Ahlam, qui travaillait comme cuisinière dans le restaurant Al-Elmtiaze, un établissement prisé de Tripoli Street à Misrata, a été prise en otage sur son lieu de travail, en compagnie de l’un de ses collègues, Aziz Yahya, ainsi que la famille de celui-ci.
Ce père de famille marocain, qui a survécu à ce drame avec sa femme et son fils, fait un témoignage bouleversant sur les horreurs, maltraitances ou viols qu’ils avaient subis durant leur captivité qui aura duré plus d’un mois, jusqu’à l’arrivée des rebelles.
Selon lui, le 18 mars, une vingtaine de soldats de Kadhafi ont pris d’assaut le restaurant après l’avoir mitraillé pendant de longues minutes. "Ils ont occupé les deux étages du dessus pendant trente-cinq jours, nous traitant comme des animaux, moi, ma femme Haouria, et mon garçon Amine qui a 12 ans", raconte-il à l’envoyé spécial de Libération, Jean-Louis Le Touzet.
Le deuxième jour, Ahlam, la trentaine, "a été giflée et poussée violemment par trois mercenaires qui faisaient partie du groupe des vingt, dans une pièce qui servait de salon pour prendre le thé", a dit Aziz qui a identifié parmi les soldats, trois subsahariens: "un Nigérien, un Malien et un Tchadien". Ce dernier, leur chef, était le plus cruel du groupe et s’appelait "Koula", se souvient-il.
"La cuisinière, juste avant de se faire brutaliser, a demandé au nom d’+Allah le miséricordieux+ de ne pas la maltraiter étant donné son état: elle pouvait accoucher d’un moment à l’autre. De longues minutes plus tard, les trois mercenaires sont ressortis de la pièce. La femme se tenait le ventre à deux mains, en pleurs, et c’est alors que le Tchadien s’est dirigé vers elle et lui a +shooté+ dans l’entre-jambe +comme si c’était un ballon+", ajoute-il.
"Ahlam est tombée sur le dos, décrit Aziz, puis le Tchadien l’a, à nouveau, frappée au ventre. Elle s’est mise à vomir du sang puis n’a plus bougé. Tout cela s’est passé devant mon petit (12 ans) et ma femme. On ne pouvait rien faire. Si on bougeait, ils nous tuaient", témoigne-t-il.

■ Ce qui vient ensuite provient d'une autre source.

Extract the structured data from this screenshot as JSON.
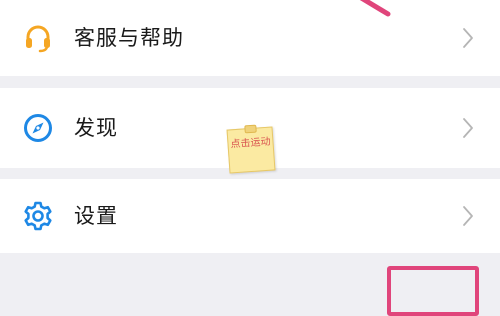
{
  "menu": {
    "items": [
      {
        "id": "service",
        "label": "客服与帮助",
        "icon": "headset-icon",
        "icon_color": "#f5a623"
      },
      {
        "id": "discover",
        "label": "发现",
        "icon": "compass-icon",
        "icon_color": "#1e88e5"
      },
      {
        "id": "settings",
        "label": "设置",
        "icon": "gear-icon",
        "icon_color": "#1e88e5"
      }
    ]
  },
  "annotation": {
    "sticky_note_text": "点击运动",
    "highlight_color": "#e0457b",
    "note_color": "#fbeaa2"
  },
  "colors": {
    "background": "#efeff3",
    "card": "#ffffff",
    "text": "#1a1a1a",
    "chevron": "#b5b5b5"
  }
}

"Le Tchadien dit alors en arabe aux deux gars : +Trouvez une pelle sur un char et enterrez-la+. Les deux mercenaires traînent la femme par les pieds dans l’escalier en béton", a ajouté Aziz qui se souvient du bruit de la tête contre les marches. "Ils la balancent ensuite dans un pick-up, comme un sac".
Après le décès d’Ahlam, la famille Yahya a vécu le calvaire pendant plus d’un mois, jusqu’au jeudi 21 avril, jour où les rebelles ont pris le contrô le de la ville. En les voyant entrer dans l’immeuble, Aziz crie : "Je suis Marocain, cuisinier et j’ai une femme et un enfant avec moi".
Les rebelles, dans l’escalier, leur font signe de descendre et les couvrent en arrosant la rue : "On a dû courir 200 mètres pour se mettre à l’abri. J’ai cru qu’on allait mourir", poursuit-il, précisant que les soldats de Kadhafi étaient alors déjà partis.
Selon le journaliste de +Libération+, Aziz et sa famille se trouvaient lundi à la clinique Al-Hekma, et cherchaient instamment à évacuer Misrata, voire la Libye.